You have a semicircle above the $x$-axis defined by:
$$f(x):=\sqrt{16-x^2}$$
Let $O=(0,0)$ be the center of the semicircle $f$. To draw a line tangent to $f$, connect find the midpoint of $OP$, which is $M_{OP}=\left(0,\frac h2\right)$. Now, draw a circle centered at $M_{OP}$ with $r=h/2$. Now we defined the function:
$$g(x):=\frac{1}{2} \left(\sqrt{h^2-4 x^2}+h\right)$$
Now the points where $f(x)=g(x)$ are the points of tangency, for which we have:
$$\left(-\frac{4 \sqrt{h^2-16}}{h},\frac{16}{h}\right),\left(\frac{4 \sqrt{h^2-16}}{h},\frac{16}{h}\right)$$
Now, write the functions for the lines tangent to $f$:
$$h_1(x):=\frac{1}{4} \sqrt{h^2-16} x+h\\
h_2(x):=-\frac{1}{4} \sqrt{h^2-16} x+h$$
Now $h_1$ and $h_2$ intersect the $x$-axis (i.e. their zeroes) at:
$$h_1:\left\{x\to -\frac{4 h}{\sqrt{h^2-16}}\right\}\\
h_2:\left\{x\to \frac{4 h}{\sqrt{h^2-16}}\right\}$$
Solving for the distance between these two points (i.e. the length of the base of the triangle), we get:
$$AB=\frac{8 h}{\sqrt{h^2-16}}$$
The height of $\triangle PAB$ is $h$, therefore the area of $\triangle PAB$ is:
$$A_{\triangle PAB}=\frac12\cdot AB\cdot h=\frac12 \cdot \frac{8 h}{\sqrt{h^2-16}} \cdot h = \frac{4 h^2}{\sqrt{h^2-16}}$$
To minimize $A_{\triangle PAB}$, simply take the derivative and set it to $0$:
$$\left(\frac{4 h^2}{\sqrt{h^2-16}}\right)'=0\\
\frac{4 h \left(h^2-32\right)}{\left(h^2-16\right)^{3/2}}=0\\
4 h ( h^2-32 )=0$$
Therefore, you have the following solutions:
$$\left\{\{h\to 0\},\left\{h\to -4 \sqrt{2}\right\},\left\{h\to 4 \sqrt{2}\right\}\right\}$$
We know that $\angle A=\angle B$ because $PAB$ is isosceles.
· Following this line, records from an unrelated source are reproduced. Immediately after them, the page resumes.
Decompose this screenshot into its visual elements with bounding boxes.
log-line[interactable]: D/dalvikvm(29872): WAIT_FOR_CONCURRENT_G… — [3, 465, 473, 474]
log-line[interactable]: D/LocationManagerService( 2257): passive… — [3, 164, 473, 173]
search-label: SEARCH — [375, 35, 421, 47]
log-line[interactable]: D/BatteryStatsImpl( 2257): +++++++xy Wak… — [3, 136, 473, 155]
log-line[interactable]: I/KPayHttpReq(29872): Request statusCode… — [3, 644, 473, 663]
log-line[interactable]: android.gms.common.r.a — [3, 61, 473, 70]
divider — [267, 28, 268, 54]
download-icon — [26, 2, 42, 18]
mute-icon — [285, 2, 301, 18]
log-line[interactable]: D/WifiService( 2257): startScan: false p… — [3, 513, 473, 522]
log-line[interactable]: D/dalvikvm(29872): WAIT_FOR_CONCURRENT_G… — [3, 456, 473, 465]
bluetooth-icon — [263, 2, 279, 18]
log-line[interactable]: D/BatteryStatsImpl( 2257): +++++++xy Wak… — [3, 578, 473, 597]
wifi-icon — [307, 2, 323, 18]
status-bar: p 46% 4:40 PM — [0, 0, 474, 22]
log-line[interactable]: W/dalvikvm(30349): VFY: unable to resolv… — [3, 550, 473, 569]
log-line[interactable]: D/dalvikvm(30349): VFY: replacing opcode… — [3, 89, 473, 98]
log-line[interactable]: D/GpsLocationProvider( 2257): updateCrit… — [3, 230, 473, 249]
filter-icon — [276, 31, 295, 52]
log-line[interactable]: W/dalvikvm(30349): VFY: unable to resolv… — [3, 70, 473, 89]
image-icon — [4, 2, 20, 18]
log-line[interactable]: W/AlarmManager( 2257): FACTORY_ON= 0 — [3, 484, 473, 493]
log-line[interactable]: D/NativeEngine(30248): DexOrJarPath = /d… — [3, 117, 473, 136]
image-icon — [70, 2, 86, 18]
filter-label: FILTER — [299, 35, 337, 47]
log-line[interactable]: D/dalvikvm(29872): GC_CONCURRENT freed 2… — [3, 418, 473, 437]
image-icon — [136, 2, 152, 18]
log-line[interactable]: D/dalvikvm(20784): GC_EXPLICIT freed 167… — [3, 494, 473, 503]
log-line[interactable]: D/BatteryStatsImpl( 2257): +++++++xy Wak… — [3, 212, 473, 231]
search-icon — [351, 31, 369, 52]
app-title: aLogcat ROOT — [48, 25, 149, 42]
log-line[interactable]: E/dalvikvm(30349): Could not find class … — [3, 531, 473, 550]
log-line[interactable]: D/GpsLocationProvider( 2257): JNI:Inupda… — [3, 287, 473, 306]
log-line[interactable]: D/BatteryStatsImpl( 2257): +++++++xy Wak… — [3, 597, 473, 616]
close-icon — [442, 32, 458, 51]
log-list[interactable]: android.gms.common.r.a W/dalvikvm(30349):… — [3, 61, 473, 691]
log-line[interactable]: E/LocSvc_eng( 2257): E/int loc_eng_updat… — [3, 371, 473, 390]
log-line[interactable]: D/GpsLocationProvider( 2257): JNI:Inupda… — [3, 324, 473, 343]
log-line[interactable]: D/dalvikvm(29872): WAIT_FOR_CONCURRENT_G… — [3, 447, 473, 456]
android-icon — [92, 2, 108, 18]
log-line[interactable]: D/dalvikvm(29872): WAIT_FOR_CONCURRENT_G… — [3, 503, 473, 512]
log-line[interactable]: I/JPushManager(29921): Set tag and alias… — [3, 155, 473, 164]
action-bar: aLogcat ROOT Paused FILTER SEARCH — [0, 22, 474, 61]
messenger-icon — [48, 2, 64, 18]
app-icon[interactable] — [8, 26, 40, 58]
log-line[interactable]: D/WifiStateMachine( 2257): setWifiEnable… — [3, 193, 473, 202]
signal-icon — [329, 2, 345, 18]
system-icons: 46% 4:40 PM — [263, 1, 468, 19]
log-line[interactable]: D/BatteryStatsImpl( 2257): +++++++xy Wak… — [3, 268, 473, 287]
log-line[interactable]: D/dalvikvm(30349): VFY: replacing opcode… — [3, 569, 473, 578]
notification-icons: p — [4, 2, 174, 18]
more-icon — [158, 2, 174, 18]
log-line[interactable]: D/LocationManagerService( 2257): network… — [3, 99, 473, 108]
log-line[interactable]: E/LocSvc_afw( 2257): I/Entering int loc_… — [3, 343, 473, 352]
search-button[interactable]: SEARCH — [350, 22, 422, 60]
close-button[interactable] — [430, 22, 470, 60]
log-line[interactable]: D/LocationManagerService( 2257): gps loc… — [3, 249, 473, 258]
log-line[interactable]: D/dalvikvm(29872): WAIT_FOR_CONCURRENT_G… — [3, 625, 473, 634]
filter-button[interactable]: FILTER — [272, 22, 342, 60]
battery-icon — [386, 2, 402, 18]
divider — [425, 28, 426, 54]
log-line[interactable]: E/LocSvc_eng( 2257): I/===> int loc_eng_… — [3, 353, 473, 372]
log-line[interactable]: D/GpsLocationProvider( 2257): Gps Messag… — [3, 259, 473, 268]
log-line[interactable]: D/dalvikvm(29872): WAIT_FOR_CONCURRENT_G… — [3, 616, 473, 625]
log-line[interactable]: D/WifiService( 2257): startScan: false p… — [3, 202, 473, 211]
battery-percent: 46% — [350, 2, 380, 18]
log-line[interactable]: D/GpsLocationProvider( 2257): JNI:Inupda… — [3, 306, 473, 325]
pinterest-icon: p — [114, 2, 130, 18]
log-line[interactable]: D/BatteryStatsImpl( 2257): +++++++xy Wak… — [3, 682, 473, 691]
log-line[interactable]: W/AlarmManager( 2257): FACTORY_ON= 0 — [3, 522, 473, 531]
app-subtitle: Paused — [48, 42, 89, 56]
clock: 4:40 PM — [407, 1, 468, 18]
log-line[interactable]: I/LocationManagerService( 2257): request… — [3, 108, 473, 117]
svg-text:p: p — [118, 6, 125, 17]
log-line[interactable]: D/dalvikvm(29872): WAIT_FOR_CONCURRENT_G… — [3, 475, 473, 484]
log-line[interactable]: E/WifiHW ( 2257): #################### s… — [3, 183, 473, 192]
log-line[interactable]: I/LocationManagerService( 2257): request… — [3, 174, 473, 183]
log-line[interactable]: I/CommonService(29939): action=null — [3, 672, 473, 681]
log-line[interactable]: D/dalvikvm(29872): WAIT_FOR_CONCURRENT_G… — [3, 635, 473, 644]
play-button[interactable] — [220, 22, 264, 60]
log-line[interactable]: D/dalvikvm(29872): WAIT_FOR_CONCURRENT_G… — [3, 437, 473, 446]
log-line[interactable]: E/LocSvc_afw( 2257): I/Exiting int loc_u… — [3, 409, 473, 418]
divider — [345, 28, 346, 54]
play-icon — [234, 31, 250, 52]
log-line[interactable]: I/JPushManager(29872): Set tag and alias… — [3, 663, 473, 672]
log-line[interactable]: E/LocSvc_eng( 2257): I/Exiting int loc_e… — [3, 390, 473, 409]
Then angle $A$ is $\arctan m_1$, where $m_1$ is the slope of the line passing through $P$ and $A$. Therefore:
$$\angle A=\arctan \left(\frac{\sqrt{h^2-16}}{4}\right)$$
Since we have $h=\pm4\sqrt2$ as a solution, then:
$$\angle A=\arctan-1=\frac\pi4 \iff \bbox[10px, border:2px black solid]{\therefore P=\frac\pi2}$$